Eric Bibb is a prolific musical marvel. For example, in the last six years, he has released by my count nine recordings (including two live discs) that reflect an amazing range of diverse musical influence and sound: African/Mali music (Brothers in Bamako). Cajun/Louisiana (Deeper in the Well), Huddie Ledbetter (Lead Belly’s Gold), Delta blues/gospel (Booker’s Blues). For his latest release, The Happiest Man in the World, Bibb gathers old friends to create an immensely confident and enjoyable recording that transcends its many musical influences.
Recorded in rural England in July 2015, The Happiest man in the World features Bibb (lead vocals, guitar, banjo) and his Eric Bibb and the North Country Far friends on an array of instruments: Danny Thompson (bass). Olli Haavista (Dobro, pedal steel, Hawaiian guitar), Petri Hakala (mandolin, mandola) and Janne Haavista (drums), along with five additional musicians who make cameo appearances. The exquisite musicianship and disarming musical interplay is best captured by this quatation from Keith Richards which appears, in part, on the disc’s booklet: “There’s something beautifully friendly and elevating about a bunch of guys playing music together.”
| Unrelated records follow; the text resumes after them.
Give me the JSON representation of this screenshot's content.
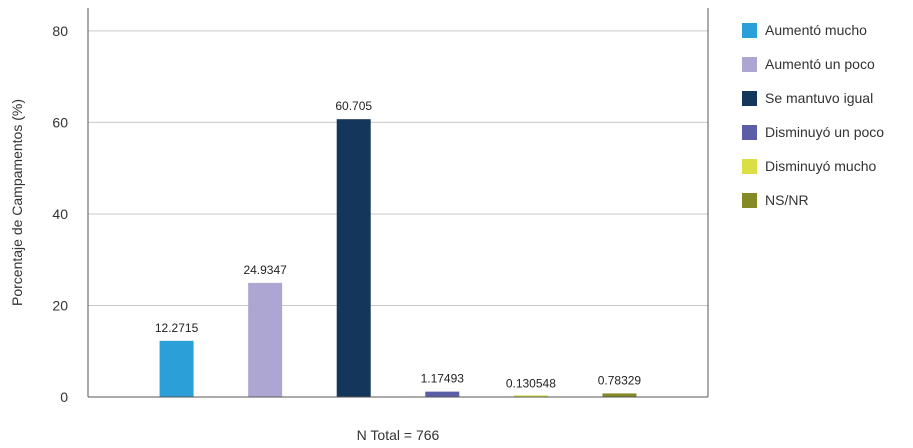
{
  "chart_data": {
    "type": "bar",
    "categories": [
      "Aumentó mucho",
      "Aumentó un poco",
      "Se mantuvo igual",
      "Disminuyó un poco",
      "Disminuyó mucho",
      "NS/NR"
    ],
    "values": [
      12.2715,
      24.9347,
      60.705,
      1.17493,
      0.130548,
      0.78329
    ],
    "data_labels": [
      "12.2715",
      "24.9347",
      "60.705",
      "1.17493",
      "0.130548",
      "0.78329"
    ],
    "colors": [
      "#2a9fd8",
      "#aea6d2",
      "#14365a",
      "#5b5ea6",
      "#d9df45",
      "#868a26"
    ],
    "ylabel": "Porcentaje de Campamentos (%)",
    "xlabel": "N Total = 766",
    "yticks": [
      0,
      20,
      40,
      60,
      80
    ],
    "ylim": [
      0,
      85
    ],
    "grid": true,
    "legend_position": "right"
  }
}
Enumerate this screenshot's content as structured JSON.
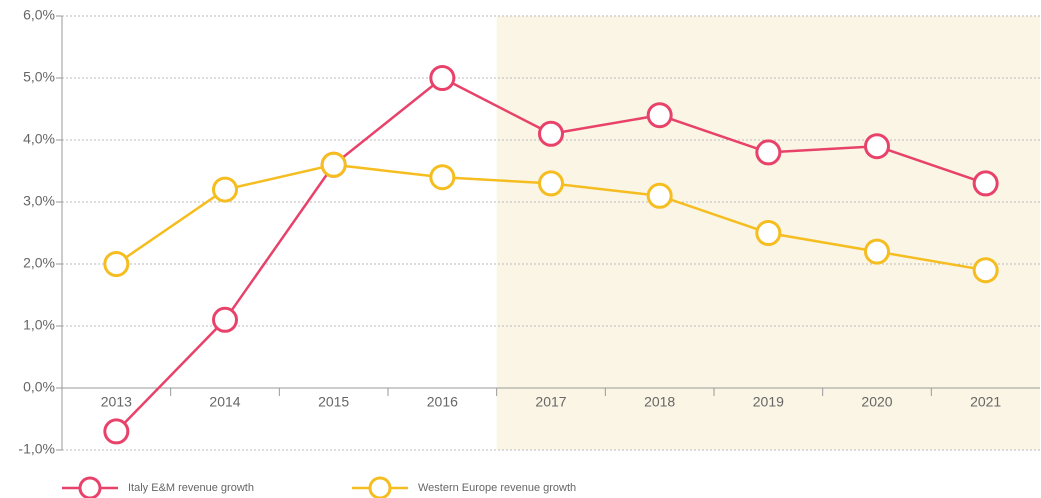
{
  "chart_data": {
    "type": "line",
    "categories": [
      "2013",
      "2014",
      "2015",
      "2016",
      "2017",
      "2018",
      "2019",
      "2020",
      "2021"
    ],
    "series": [
      {
        "name": "Italy E&M revenue growth",
        "color": "#e8426b",
        "values": [
          -0.7,
          1.1,
          3.6,
          5.0,
          4.1,
          4.4,
          3.8,
          3.9,
          3.3
        ]
      },
      {
        "name": "Western Europe revenue growth",
        "color": "#f5bd1f",
        "values": [
          2.0,
          3.2,
          3.6,
          3.4,
          3.3,
          3.1,
          2.5,
          2.2,
          1.9
        ]
      }
    ],
    "ylim": [
      -1,
      6
    ],
    "yticks": [
      {
        "value": -1,
        "label": "-1,0%"
      },
      {
        "value": 0,
        "label": "0,0%"
      },
      {
        "value": 1,
        "label": "1,0%"
      },
      {
        "value": 2,
        "label": "2,0%"
      },
      {
        "value": 3,
        "label": "3,0%"
      },
      {
        "value": 4,
        "label": "4,0%"
      },
      {
        "value": 5,
        "label": "5,0%"
      },
      {
        "value": 6,
        "label": "6,0%"
      }
    ],
    "grid": true
  }
}
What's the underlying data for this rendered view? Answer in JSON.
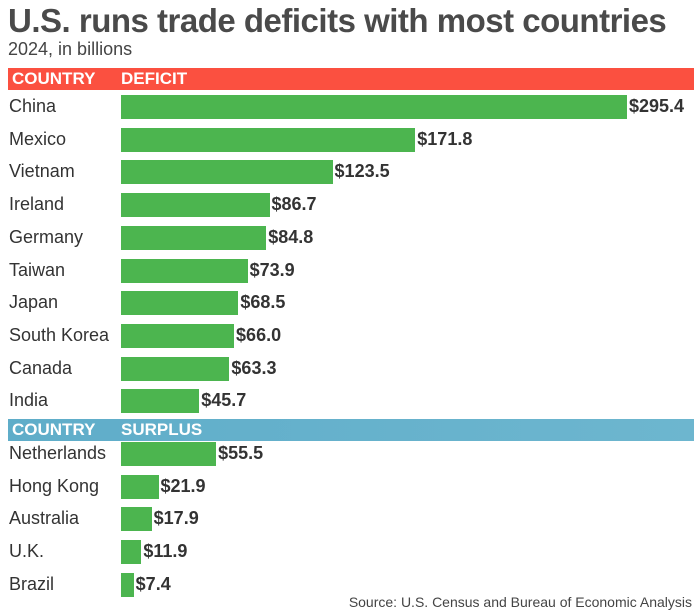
{
  "chart_data": {
    "type": "bar",
    "title": "U.S. runs trade deficits with most countries",
    "subtitle": "2024, in billions",
    "source": "Source: U.S. Census and Bureau of Economic Analysis",
    "colors": {
      "bar": "#4cb54f",
      "deficit_header": "#fb5040",
      "surplus_header": "#68b2cc"
    },
    "sections": [
      {
        "header_country": "COUNTRY",
        "header_value": "DEFICIT",
        "categories": [
          "China",
          "Mexico",
          "Vietnam",
          "Ireland",
          "Germany",
          "Taiwan",
          "Japan",
          "South Korea",
          "Canada",
          "India"
        ],
        "values": [
          295.4,
          171.8,
          123.5,
          86.7,
          84.8,
          73.9,
          68.5,
          66.0,
          63.3,
          45.7
        ],
        "labels": [
          "$295.4",
          "$171.8",
          "$123.5",
          "$86.7",
          "$84.8",
          "$73.9",
          "$68.5",
          "$66.0",
          "$63.3",
          "$45.7"
        ]
      },
      {
        "header_country": "COUNTRY",
        "header_value": "SURPLUS",
        "categories": [
          "Netherlands",
          "Hong Kong",
          "Australia",
          "U.K.",
          "Brazil"
        ],
        "values": [
          55.5,
          21.9,
          17.9,
          11.9,
          7.4
        ],
        "labels": [
          "$55.5",
          "$21.9",
          "$17.9",
          "$11.9",
          "$7.4"
        ]
      }
    ]
  }
}
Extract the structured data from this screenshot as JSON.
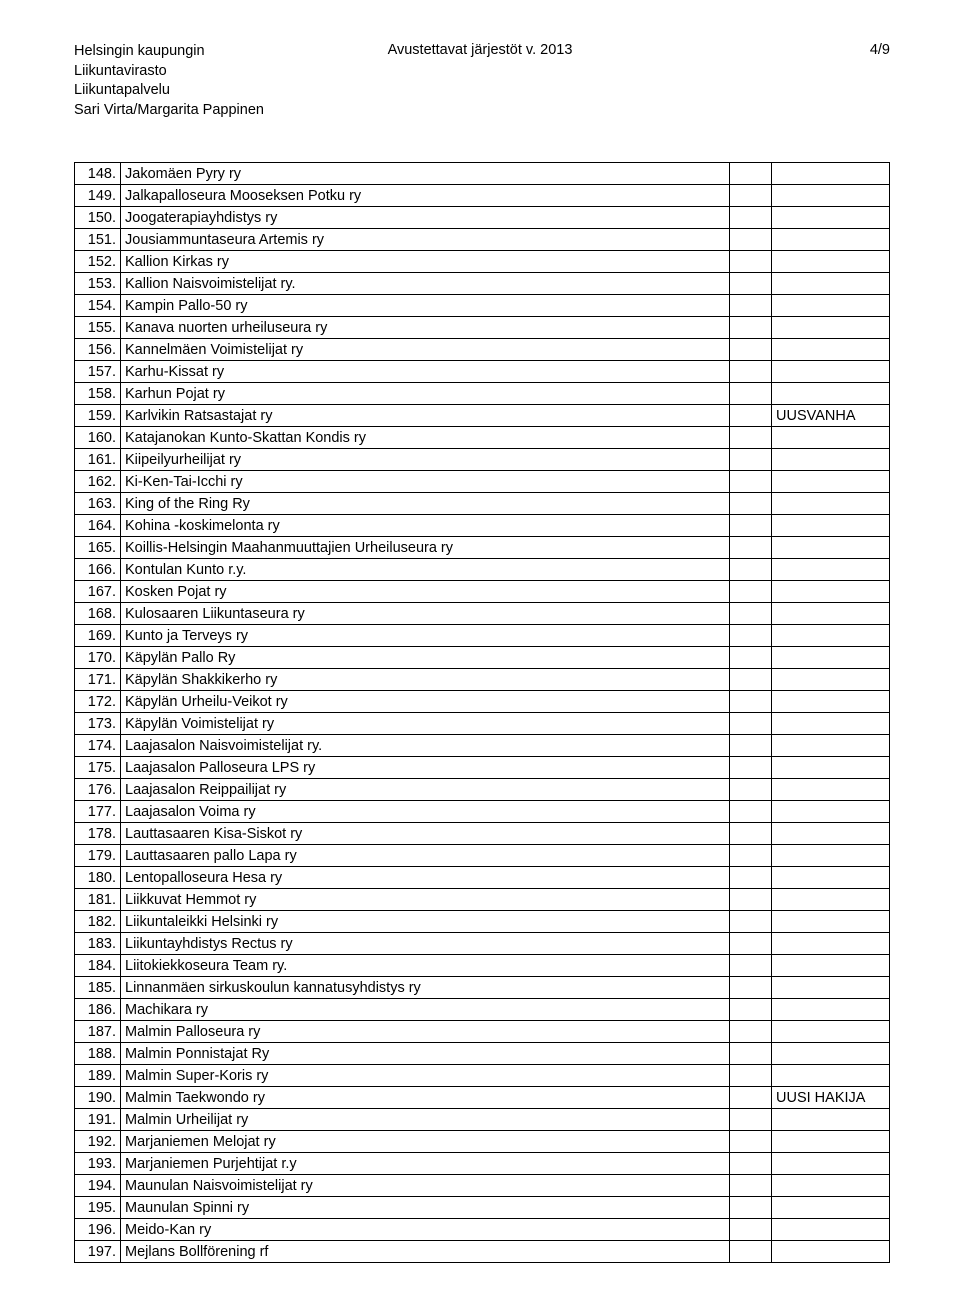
{
  "header": {
    "org_line1": "Helsingin kaupungin",
    "org_line2": "Liikuntavirasto",
    "org_line3": "Liikuntapalvelu",
    "org_line4": "Sari Virta/Margarita Pappinen",
    "title": "Avustettavat järjestöt v. 2013",
    "page_indicator": "4/9"
  },
  "notes": {
    "uusvanha": "UUSVANHA",
    "uusi_hakija": "UUSI HAKIJA"
  },
  "rows": [
    {
      "n": "148.",
      "name": "Jakomäen Pyry ry"
    },
    {
      "n": "149.",
      "name": "Jalkapalloseura Mooseksen Potku ry"
    },
    {
      "n": "150.",
      "name": "Joogaterapiayhdistys ry"
    },
    {
      "n": "151.",
      "name": "Jousiammuntaseura Artemis ry"
    },
    {
      "n": "152.",
      "name": "Kallion Kirkas ry"
    },
    {
      "n": "153.",
      "name": "Kallion Naisvoimistelijat ry."
    },
    {
      "n": "154.",
      "name": "Kampin Pallo-50 ry"
    },
    {
      "n": "155.",
      "name": "Kanava nuorten urheiluseura ry"
    },
    {
      "n": "156.",
      "name": "Kannelmäen Voimistelijat ry"
    },
    {
      "n": "157.",
      "name": "Karhu-Kissat ry"
    },
    {
      "n": "158.",
      "name": "Karhun Pojat ry"
    },
    {
      "n": "159.",
      "name": "Karlvikin Ratsastajat ry",
      "note_key": "uusvanha"
    },
    {
      "n": "160.",
      "name": "Katajanokan Kunto-Skattan Kondis ry"
    },
    {
      "n": "161.",
      "name": "Kiipeilyurheilijat ry"
    },
    {
      "n": "162.",
      "name": "Ki-Ken-Tai-Icchi ry"
    },
    {
      "n": "163.",
      "name": "King of the Ring Ry"
    },
    {
      "n": "164.",
      "name": "Kohina -koskimelonta ry"
    },
    {
      "n": "165.",
      "name": "Koillis-Helsingin Maahanmuuttajien Urheiluseura ry"
    },
    {
      "n": "166.",
      "name": "Kontulan Kunto r.y."
    },
    {
      "n": "167.",
      "name": "Kosken Pojat ry"
    },
    {
      "n": "168.",
      "name": "Kulosaaren Liikuntaseura ry"
    },
    {
      "n": "169.",
      "name": "Kunto ja Terveys ry"
    },
    {
      "n": "170.",
      "name": "Käpylän Pallo Ry"
    },
    {
      "n": "171.",
      "name": "Käpylän Shakkikerho ry"
    },
    {
      "n": "172.",
      "name": "Käpylän Urheilu-Veikot ry"
    },
    {
      "n": "173.",
      "name": "Käpylän Voimistelijat ry"
    },
    {
      "n": "174.",
      "name": "Laajasalon Naisvoimistelijat ry."
    },
    {
      "n": "175.",
      "name": "Laajasalon Palloseura LPS ry"
    },
    {
      "n": "176.",
      "name": "Laajasalon Reippailijat ry"
    },
    {
      "n": "177.",
      "name": "Laajasalon Voima ry"
    },
    {
      "n": "178.",
      "name": "Lauttasaaren Kisa-Siskot ry"
    },
    {
      "n": "179.",
      "name": "Lauttasaaren pallo Lapa ry"
    },
    {
      "n": "180.",
      "name": "Lentopalloseura Hesa ry"
    },
    {
      "n": "181.",
      "name": "Liikkuvat Hemmot ry"
    },
    {
      "n": "182.",
      "name": "Liikuntaleikki Helsinki ry"
    },
    {
      "n": "183.",
      "name": "Liikuntayhdistys Rectus ry"
    },
    {
      "n": "184.",
      "name": "Liitokiekkoseura Team ry."
    },
    {
      "n": "185.",
      "name": "Linnanmäen sirkuskoulun kannatusyhdistys ry"
    },
    {
      "n": "186.",
      "name": "Machikara ry"
    },
    {
      "n": "187.",
      "name": "Malmin Palloseura ry"
    },
    {
      "n": "188.",
      "name": "Malmin Ponnistajat Ry"
    },
    {
      "n": "189.",
      "name": "Malmin Super-Koris ry"
    },
    {
      "n": "190.",
      "name": "Malmin Taekwondo ry",
      "note_key": "uusi_hakija"
    },
    {
      "n": "191.",
      "name": "Malmin Urheilijat ry"
    },
    {
      "n": "192.",
      "name": "Marjaniemen Melojat ry"
    },
    {
      "n": "193.",
      "name": "Marjaniemen Purjehtijat r.y"
    },
    {
      "n": "194.",
      "name": "Maunulan Naisvoimistelijat ry"
    },
    {
      "n": "195.",
      "name": "Maunulan Spinni ry"
    },
    {
      "n": "196.",
      "name": "Meido-Kan ry"
    },
    {
      "n": "197.",
      "name": "Mejlans Bollförening rf"
    }
  ]
}
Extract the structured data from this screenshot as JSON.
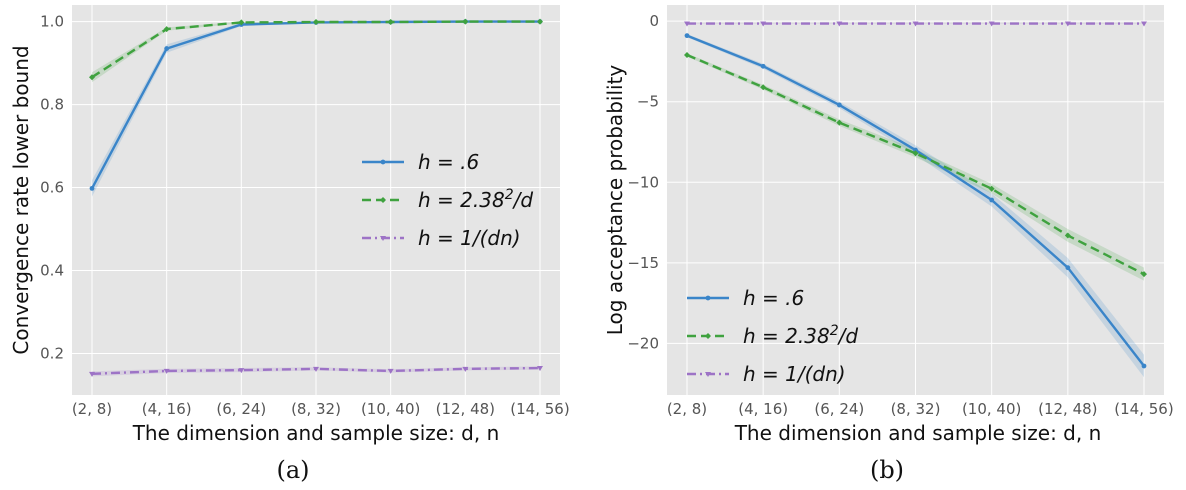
{
  "colors": {
    "panel_background": "#e5e5e5",
    "grid": "#ffffff"
  },
  "chart_data": [
    {
      "type": "line",
      "caption": "(a)",
      "xlabel": "The dimension and sample size: d, n",
      "ylabel": "Convergence rate lower bound",
      "categories": [
        "(2, 8)",
        "(4, 16)",
        "(6, 24)",
        "(8, 32)",
        "(10, 40)",
        "(12, 48)",
        "(14, 56)"
      ],
      "ylim": [
        0.1,
        1.04
      ],
      "yticks": [
        0.2,
        0.4,
        0.6,
        0.8,
        1.0
      ],
      "ytick_labels": [
        "0.2",
        "0.4",
        "0.6",
        "0.8",
        "1.0"
      ],
      "grid": true,
      "legend_position": "center-right",
      "series": [
        {
          "name": "h = .6",
          "color": "#3a85c9",
          "dash": "solid",
          "marker": "circle",
          "values": [
            0.598,
            0.935,
            0.993,
            0.998,
            0.999,
            1.0,
            1.0
          ],
          "band": [
            0.02,
            0.01,
            0.004,
            0.002,
            0.002,
            0.001,
            0.001
          ]
        },
        {
          "name": "h = 2.38²/d",
          "color": "#3fa23f",
          "dash": "dashed",
          "marker": "diamond",
          "values": [
            0.866,
            0.982,
            0.998,
            0.999,
            0.999,
            1.0,
            1.0
          ],
          "band": [
            0.012,
            0.004,
            0.002,
            0.001,
            0.001,
            0.001,
            0.001
          ]
        },
        {
          "name": "h = 1/(dn)",
          "color": "#9d73c6",
          "dash": "dashdot",
          "marker": "triangle",
          "values": [
            0.151,
            0.158,
            0.16,
            0.163,
            0.158,
            0.163,
            0.165
          ],
          "band": [
            0.006,
            0.005,
            0.005,
            0.004,
            0.004,
            0.004,
            0.004
          ]
        }
      ]
    },
    {
      "type": "line",
      "caption": "(b)",
      "xlabel": "The dimension and sample size: d, n",
      "ylabel": "Log acceptance probability",
      "categories": [
        "(2, 8)",
        "(4, 16)",
        "(6, 24)",
        "(8, 32)",
        "(10, 40)",
        "(12, 48)",
        "(14, 56)"
      ],
      "ylim": [
        -23.2,
        1.0
      ],
      "yticks": [
        -20,
        -15,
        -10,
        -5,
        0
      ],
      "ytick_labels": [
        "−20",
        "−15",
        "−10",
        "−5",
        "0"
      ],
      "grid": true,
      "legend_position": "bottom-left",
      "series": [
        {
          "name": "h = .6",
          "color": "#3a85c9",
          "dash": "solid",
          "marker": "circle",
          "values": [
            -0.9,
            -2.8,
            -5.2,
            -8.0,
            -11.1,
            -15.3,
            -21.4
          ],
          "band": [
            0.1,
            0.15,
            0.2,
            0.3,
            0.4,
            0.6,
            0.7
          ]
        },
        {
          "name": "h = 2.38²/d",
          "color": "#3fa23f",
          "dash": "dashed",
          "marker": "diamond",
          "values": [
            -2.1,
            -4.1,
            -6.3,
            -8.2,
            -10.4,
            -13.3,
            -15.7
          ],
          "band": [
            0.1,
            0.15,
            0.2,
            0.25,
            0.3,
            0.4,
            0.4
          ]
        },
        {
          "name": "h = 1/(dn)",
          "color": "#9d73c6",
          "dash": "dashdot",
          "marker": "triangle",
          "values": [
            -0.15,
            -0.15,
            -0.15,
            -0.15,
            -0.15,
            -0.15,
            -0.15
          ],
          "band": [
            0.02,
            0.02,
            0.02,
            0.02,
            0.02,
            0.02,
            0.02
          ]
        }
      ]
    }
  ]
}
With songs such as Tell Ol’ Bill, Tossin’ and Turnin’, On the Porch and the title cut, Bibb and friends have created beautifully sublime music that both combines and transcends the blues, country and folk music. The Happiest Man in the World captures what we have come to expect from Bibb–there are no overblown solos or showbeating of any type. The emphasis is not on the individual players or their obvious virtuosity. Rather, the focus is on the songs and how the players can achieve a heighted level of empathy and symbiosis in the moment of artistic creation.
Lyrically, most of the songs reflect the disc’s title–relational assurance, contentment and bliss–the flipside of Bibb’s more political work (e.g., 2014’s Blues People). The songs are sequenced to highlight the transition from finding and relishing love to the inevitable loss of a soul mate through death or some irretrievable loss. Throughout, Bibb sings of self-sacrifice (I’ll Farm for You), domesticity (Creole Café), destiny (Born To Be Your Man), sensuality (King Size Bed) and death of a spouse (Tell Ol’Bill). Bibb, who wrote or co-wrote ten of the 14 songs, rarely traffics in sentimentality and clichés, as exemplified in this series of lyrics from Born to Be Your Man: “Stevie Wonder born to be the master jammer / Cassius Clay was born to be Muhammad Ali / The Champ forevermore / An’ I was born to be your lovin’ man / The one they call The Troubadour.” Only Prison of Time (which concerns the ravages of time and disconnection from family) and Tossin’ and Turnin’ (about the Dust Bowl and migration west) seem to depart from disc’s dominant theme. On the whole, The Happiest Man in the World is truly a very happy sounding disc.
The Happiest Man in the World concludes with a nice surprise–a version of the Kinks’s You Really Got Me. Like country artist Sturgill Simpson’s recent sly and elegant version of Nirvana’s In Bloom. Bibb and band offer their own unique interpretation without losing the song’s original power. The stately qualities of The Happiest Man in the World make it an essential contemporary blues disc.